From two solo performers to the first band of the night, we were introduced to The Carousels. With a blend of fiddle induced pop, they melded together harmonicas, harmonies, a slice of the Byrds in a softly, softly approach. Well put together, and crafted songs, and well worth another listen in the future.
With such a diverse range of acts on both nights, it is understandable that not all genres can be to everyone’s taste, and this led to an ebb and flow in the crowd numbers throughout the night. What it doesn’t excuse, though, is some of the excessively loud chatter and laughter heard during the opening acts. When Rory Baldwin appeared there certainly was no chance for chatter to rise above his brand of tuneful and driven rock. Woodentooth, his latest guise, were on the money and tight as hell for a new outfit. It’s accessible and it’s damned good.
If they were giving out prizes, they would surely have handed one to Questions of Moscow, for their pure delight at just being there. Coming together from all around Scotland, they revelled in their opportunity to keep the volume up with their varied indie rock, giving us an acoustic based turn to display their variation.
If we are talking volume, we need to talk about Elgin’s Cleavers. An aural assault, their spiky energy backed up with perpetual motion, left little time for audience or band to come up for air. Quick fire and voracious, and simply irresistible.

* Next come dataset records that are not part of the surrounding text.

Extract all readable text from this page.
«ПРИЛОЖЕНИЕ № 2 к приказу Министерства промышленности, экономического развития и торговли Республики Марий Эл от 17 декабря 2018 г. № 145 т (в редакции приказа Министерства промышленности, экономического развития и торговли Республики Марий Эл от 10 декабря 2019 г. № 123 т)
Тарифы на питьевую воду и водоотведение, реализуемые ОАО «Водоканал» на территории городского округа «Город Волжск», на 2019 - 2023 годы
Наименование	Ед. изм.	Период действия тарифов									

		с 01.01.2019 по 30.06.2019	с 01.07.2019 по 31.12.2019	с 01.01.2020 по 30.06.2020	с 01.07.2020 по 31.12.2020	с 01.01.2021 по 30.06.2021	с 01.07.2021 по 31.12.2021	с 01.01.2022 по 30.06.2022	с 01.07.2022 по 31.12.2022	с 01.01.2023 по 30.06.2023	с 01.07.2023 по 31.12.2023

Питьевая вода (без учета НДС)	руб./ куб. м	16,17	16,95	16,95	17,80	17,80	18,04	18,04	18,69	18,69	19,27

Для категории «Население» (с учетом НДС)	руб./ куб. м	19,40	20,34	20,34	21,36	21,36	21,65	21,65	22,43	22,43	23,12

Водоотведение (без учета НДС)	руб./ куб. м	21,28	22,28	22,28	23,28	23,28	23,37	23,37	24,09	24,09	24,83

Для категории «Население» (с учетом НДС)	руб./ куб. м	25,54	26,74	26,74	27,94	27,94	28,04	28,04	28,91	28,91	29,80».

If there is a genre which I struggle with, it is the brand of hard metal produced by Fallen Riot. However, that aside, they managed to create a mini mosh pit, which is no mean feat on a night of mixed acts, and with their boundless energy, they proved that they were no shrinking violets, and to boot had stage presence in abundance.
Rounding off the night, were The Oxides. A more than enthusiastic reception greeted a pumped up Jake Bolt and his band. With the addition of Paul Elliott, on guitar which added a palpable layer to the pounding set, this gave Jake more time to be that magnetic frontman that he is. The band put their heart and soul into this performance and the perfect slice of indie rock that they served up was a perfect way to round off the evening.